The haunting memory of my nightmare and the stranger’s presence in my room made sleep impossible. The night stretched endlessly before dawn finally penetrated the horizon to dispel the unsettling darkness. At the first hint of light I groggily climbed from bed and snuck outside, relieved to escape my shadowy room into the bright morning sunshine, which bathed the trees and fields surrounding our cottage in an almost eerie glow that did little to dissipate the chilling memories from last night.

In my peripheral vision, I suddenly caught sight of a floating nightmare, still plump and vivid, a murky green color that was almost sinister. With horror I realized it was mine. I hastily yanked my gaze away; I never wanted to relive such a unsettling vision ever again.

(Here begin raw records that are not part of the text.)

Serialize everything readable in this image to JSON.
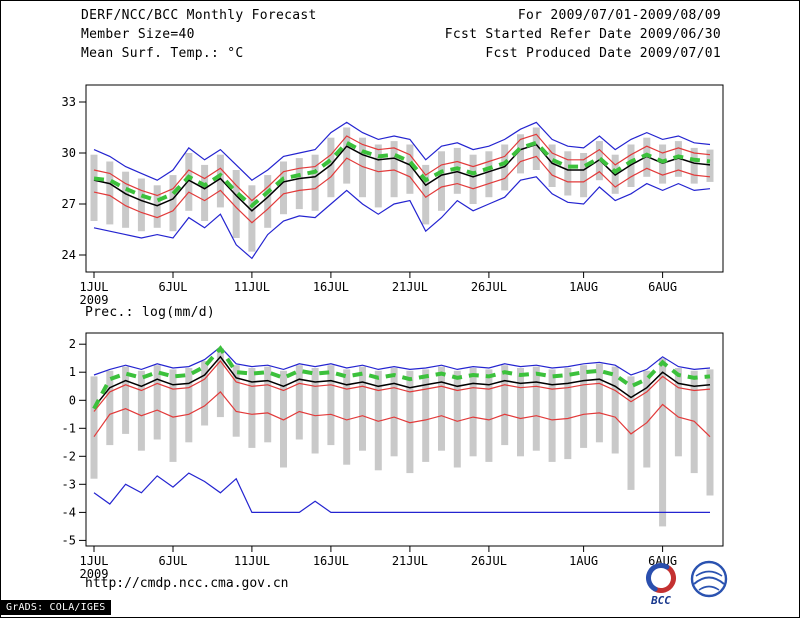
{
  "header": {
    "title": "DERF/NCC/BCC Monthly Forecast",
    "member_size": "Member Size=40",
    "right_lines": [
      "For 2009/07/01-2009/08/09",
      "Fcst Started Refer Date 2009/06/30",
      "Fcst Produced Date 2009/07/01"
    ]
  },
  "footer": {
    "url": "http://cmdp.ncc.cma.gov.cn",
    "grads_credit": "GrADS: COLA/IGES",
    "bcc_caption": "BCC"
  },
  "colors": {
    "blue": "#2424d0",
    "red": "#e23a3a",
    "black": "#000000",
    "green": "#3cc13c",
    "bar": "#c9c9c9"
  },
  "chart_data": [
    {
      "type": "line",
      "name": "surface-temperature",
      "title": "Mean Surf. Temp.: °C",
      "x_year": "2009",
      "n_points": 40,
      "x_tick_days": [
        0,
        5,
        10,
        15,
        20,
        25,
        31,
        36
      ],
      "x_tick_labels": [
        "1JUL",
        "6JUL",
        "11JUL",
        "16JUL",
        "21JUL",
        "26JUL",
        "1AUG",
        "6AUG"
      ],
      "ylim": [
        23,
        34
      ],
      "yticks": [
        24,
        27,
        30,
        33
      ],
      "grid": false,
      "legend": "none",
      "bars": {
        "high": [
          29.9,
          29.5,
          28.9,
          28.5,
          28.1,
          28.7,
          30.0,
          29.3,
          29.9,
          29.0,
          28.1,
          28.7,
          29.5,
          29.7,
          29.9,
          30.9,
          31.5,
          30.9,
          30.5,
          30.7,
          30.5,
          29.3,
          30.1,
          30.3,
          29.9,
          30.1,
          30.5,
          31.1,
          31.5,
          30.5,
          30.1,
          30.0,
          30.7,
          29.9,
          30.5,
          30.9,
          30.5,
          30.7,
          30.3,
          30.2
        ],
        "low": [
          26.0,
          25.8,
          25.6,
          25.4,
          25.6,
          25.4,
          26.6,
          26.0,
          26.8,
          25.0,
          24.2,
          25.6,
          26.4,
          26.7,
          26.6,
          27.4,
          28.2,
          27.4,
          26.8,
          27.4,
          27.6,
          25.8,
          26.6,
          27.6,
          27.0,
          27.4,
          27.8,
          28.8,
          29.0,
          28.0,
          27.5,
          27.4,
          28.4,
          27.6,
          28.0,
          28.6,
          28.2,
          28.6,
          28.2,
          28.3
        ]
      },
      "series": [
        {
          "name": "ensemble-max",
          "color": "blue",
          "width": 1.2,
          "values": [
            30.2,
            29.8,
            29.2,
            28.8,
            28.4,
            29.0,
            30.3,
            29.6,
            30.2,
            29.3,
            28.4,
            29.0,
            29.8,
            30.0,
            30.2,
            31.2,
            31.8,
            31.2,
            30.8,
            31.0,
            30.8,
            29.6,
            30.4,
            30.6,
            30.2,
            30.4,
            30.8,
            31.4,
            31.8,
            30.8,
            30.4,
            30.3,
            31.0,
            30.2,
            30.8,
            31.2,
            30.8,
            31.0,
            30.6,
            30.5
          ]
        },
        {
          "name": "ensemble-min",
          "color": "blue",
          "width": 1.2,
          "values": [
            25.6,
            25.4,
            25.2,
            25.0,
            25.2,
            25.0,
            26.2,
            25.6,
            26.4,
            24.6,
            23.8,
            25.2,
            26.0,
            26.3,
            26.2,
            27.0,
            27.8,
            27.0,
            26.4,
            27.0,
            27.2,
            25.4,
            26.2,
            27.2,
            26.6,
            27.0,
            27.4,
            28.4,
            28.6,
            27.6,
            27.1,
            27.0,
            28.0,
            27.2,
            27.6,
            28.2,
            27.8,
            28.2,
            27.8,
            27.9
          ]
        },
        {
          "name": "spread-upper",
          "color": "red",
          "width": 1.2,
          "values": [
            29.0,
            28.8,
            28.2,
            27.8,
            27.5,
            27.9,
            29.0,
            28.5,
            29.1,
            28.1,
            27.2,
            28.0,
            28.9,
            29.1,
            29.2,
            29.9,
            31.0,
            30.5,
            30.2,
            30.3,
            29.9,
            28.7,
            29.3,
            29.5,
            29.2,
            29.5,
            29.8,
            30.8,
            31.1,
            30.0,
            29.6,
            29.6,
            30.2,
            29.3,
            29.9,
            30.4,
            30.0,
            30.3,
            30.0,
            29.9
          ]
        },
        {
          "name": "spread-lower",
          "color": "red",
          "width": 1.2,
          "values": [
            27.7,
            27.5,
            26.9,
            26.5,
            26.2,
            26.6,
            27.7,
            27.2,
            27.8,
            26.8,
            25.9,
            26.7,
            27.6,
            27.8,
            27.9,
            28.6,
            29.7,
            29.2,
            28.9,
            29.0,
            28.6,
            27.4,
            28.0,
            28.2,
            27.9,
            28.2,
            28.5,
            29.5,
            29.8,
            28.7,
            28.3,
            28.3,
            28.9,
            28.0,
            28.6,
            29.1,
            28.7,
            29.0,
            28.7,
            28.6
          ]
        },
        {
          "name": "ensemble-mean",
          "color": "black",
          "width": 1.5,
          "values": [
            28.4,
            28.2,
            27.6,
            27.2,
            26.9,
            27.3,
            28.4,
            27.9,
            28.5,
            27.5,
            26.6,
            27.4,
            28.3,
            28.5,
            28.6,
            29.3,
            30.4,
            29.9,
            29.6,
            29.7,
            29.3,
            28.1,
            28.7,
            28.9,
            28.6,
            28.9,
            29.2,
            30.2,
            30.5,
            29.4,
            29.0,
            29.0,
            29.6,
            28.7,
            29.3,
            29.8,
            29.4,
            29.7,
            29.4,
            29.3
          ]
        },
        {
          "name": "reference-dashed",
          "color": "green",
          "width": 4,
          "dashed": true,
          "values": [
            28.5,
            28.4,
            27.9,
            27.5,
            27.2,
            27.6,
            28.6,
            28.1,
            28.7,
            27.7,
            26.9,
            27.7,
            28.5,
            28.7,
            28.9,
            29.6,
            30.6,
            30.1,
            29.8,
            29.9,
            29.5,
            28.4,
            28.9,
            29.1,
            28.8,
            29.1,
            29.4,
            30.3,
            30.6,
            29.6,
            29.2,
            29.2,
            29.7,
            28.9,
            29.5,
            29.9,
            29.5,
            29.8,
            29.6,
            29.5
          ]
        }
      ]
    },
    {
      "type": "line",
      "name": "precipitation",
      "title": "Prec.: log(mm/d)",
      "x_year": "2009",
      "n_points": 40,
      "x_tick_days": [
        0,
        5,
        10,
        15,
        20,
        25,
        31,
        36
      ],
      "x_tick_labels": [
        "1JUL",
        "6JUL",
        "11JUL",
        "16JUL",
        "21JUL",
        "26JUL",
        "1AUG",
        "6AUG"
      ],
      "ylim": [
        -5.2,
        2.4
      ],
      "yticks": [
        -5,
        -4,
        -3,
        -2,
        -1,
        0,
        1,
        2
      ],
      "grid": false,
      "legend": "none",
      "bars": {
        "high": [
          0.85,
          1.05,
          1.2,
          1.05,
          1.25,
          1.1,
          1.15,
          1.4,
          1.85,
          1.25,
          1.15,
          1.2,
          1.05,
          1.25,
          1.15,
          1.25,
          1.1,
          1.2,
          1.05,
          1.15,
          1.05,
          1.1,
          1.2,
          1.05,
          1.15,
          1.1,
          1.25,
          1.15,
          1.2,
          1.1,
          1.15,
          1.25,
          1.3,
          1.2,
          0.85,
          1.05,
          1.5,
          1.15,
          1.05,
          1.1
        ],
        "low": [
          -2.8,
          -1.6,
          -1.2,
          -1.8,
          -1.4,
          -2.2,
          -1.5,
          -0.9,
          -0.6,
          -1.3,
          -1.7,
          -1.5,
          -2.4,
          -1.4,
          -1.9,
          -1.6,
          -2.3,
          -1.8,
          -2.5,
          -2.0,
          -2.6,
          -2.2,
          -1.8,
          -2.4,
          -2.0,
          -2.2,
          -1.6,
          -2.0,
          -1.8,
          -2.2,
          -2.1,
          -1.7,
          -1.5,
          -1.9,
          -3.2,
          -2.4,
          -4.5,
          -2.0,
          -2.6,
          -3.4
        ]
      },
      "series": [
        {
          "name": "ensemble-max",
          "color": "blue",
          "width": 1.2,
          "values": [
            0.9,
            1.1,
            1.25,
            1.1,
            1.3,
            1.15,
            1.2,
            1.45,
            1.9,
            1.3,
            1.2,
            1.25,
            1.1,
            1.3,
            1.2,
            1.3,
            1.15,
            1.25,
            1.1,
            1.2,
            1.1,
            1.15,
            1.25,
            1.1,
            1.2,
            1.15,
            1.3,
            1.2,
            1.25,
            1.15,
            1.2,
            1.3,
            1.35,
            1.25,
            0.9,
            1.1,
            1.55,
            1.2,
            1.1,
            1.15
          ]
        },
        {
          "name": "ensemble-min",
          "color": "blue",
          "width": 1.2,
          "values": [
            -3.3,
            -3.7,
            -3.0,
            -3.3,
            -2.7,
            -3.1,
            -2.6,
            -2.9,
            -3.3,
            -2.8,
            -4.0,
            -4.0,
            -4.0,
            -4.0,
            -3.6,
            -4.0,
            -4.0,
            -4.0,
            -4.0,
            -4.0,
            -4.0,
            -4.0,
            -4.0,
            -4.0,
            -4.0,
            -4.0,
            -4.0,
            -4.0,
            -4.0,
            -4.0,
            -4.0,
            -4.0,
            -4.0,
            -4.0,
            -4.0,
            -4.0,
            -4.0,
            -4.0,
            -4.0,
            -4.0
          ]
        },
        {
          "name": "spread-upper",
          "color": "red",
          "width": 1.2,
          "values": [
            -0.4,
            0.3,
            0.55,
            0.35,
            0.6,
            0.4,
            0.45,
            0.75,
            1.4,
            0.65,
            0.5,
            0.55,
            0.35,
            0.6,
            0.5,
            0.55,
            0.4,
            0.5,
            0.35,
            0.45,
            0.3,
            0.4,
            0.5,
            0.35,
            0.45,
            0.4,
            0.55,
            0.45,
            0.5,
            0.4,
            0.45,
            0.55,
            0.6,
            0.35,
            -0.05,
            0.3,
            0.85,
            0.45,
            0.35,
            0.4
          ]
        },
        {
          "name": "spread-lower",
          "color": "red",
          "width": 1.2,
          "values": [
            -1.3,
            -0.5,
            -0.3,
            -0.55,
            -0.35,
            -0.6,
            -0.5,
            -0.2,
            0.3,
            -0.4,
            -0.5,
            -0.45,
            -0.7,
            -0.4,
            -0.55,
            -0.5,
            -0.7,
            -0.55,
            -0.75,
            -0.6,
            -0.8,
            -0.7,
            -0.55,
            -0.75,
            -0.6,
            -0.7,
            -0.5,
            -0.65,
            -0.55,
            -0.7,
            -0.65,
            -0.5,
            -0.45,
            -0.6,
            -1.2,
            -0.8,
            -0.15,
            -0.6,
            -0.75,
            -1.3
          ]
        },
        {
          "name": "ensemble-mean",
          "color": "black",
          "width": 1.5,
          "values": [
            -0.25,
            0.45,
            0.7,
            0.5,
            0.75,
            0.55,
            0.6,
            0.9,
            1.55,
            0.8,
            0.65,
            0.7,
            0.5,
            0.75,
            0.65,
            0.7,
            0.55,
            0.65,
            0.5,
            0.6,
            0.45,
            0.55,
            0.65,
            0.5,
            0.6,
            0.55,
            0.7,
            0.6,
            0.65,
            0.55,
            0.6,
            0.7,
            0.75,
            0.5,
            0.1,
            0.45,
            1.0,
            0.6,
            0.5,
            0.55
          ]
        },
        {
          "name": "reference-dashed",
          "color": "green",
          "width": 4,
          "dashed": true,
          "values": [
            -0.3,
            0.75,
            0.95,
            0.8,
            1.0,
            0.85,
            0.9,
            1.2,
            1.85,
            1.0,
            0.95,
            1.0,
            0.8,
            1.05,
            0.95,
            1.0,
            0.85,
            0.95,
            0.8,
            0.9,
            0.75,
            0.85,
            0.95,
            0.8,
            0.9,
            0.85,
            1.0,
            0.9,
            0.95,
            0.85,
            0.9,
            1.0,
            1.05,
            0.9,
            0.5,
            0.75,
            1.35,
            0.9,
            0.8,
            0.85
          ]
        }
      ]
    }
  ]
}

I fought to ignore the trailing dream as I headed for the village, a trek which felt longer when within every shadow I thought I saw the green eyes of that mysterious young man who’d given me my first nightmare, watching me. I hastily tore my gaze away from the trees with a shiver and pulled my shawl more tightly around my shoulders. The dreams that awaited me in the village would be a welcome respite after the lingering nightmare; I could still feel hundreds of spiders crawling over me and the sticky webs of their cobweb prison.

I arrived at my dream-watching tree just as dawn fully broke across the sky in hues of rose and gold. Up in my usual perch I crept further along the low-hanging bough to peer down to the village below. After my experiences the night before I hadn’t planned on capturing another dream, yet that promise evaporated at seeing them now, cheerful lights glistening against the grey morning light.

Only a few villagers were awake at this hour, leaving very few dreams to choose from, but several floated below my perch, their cheery glow beckoning me to explore.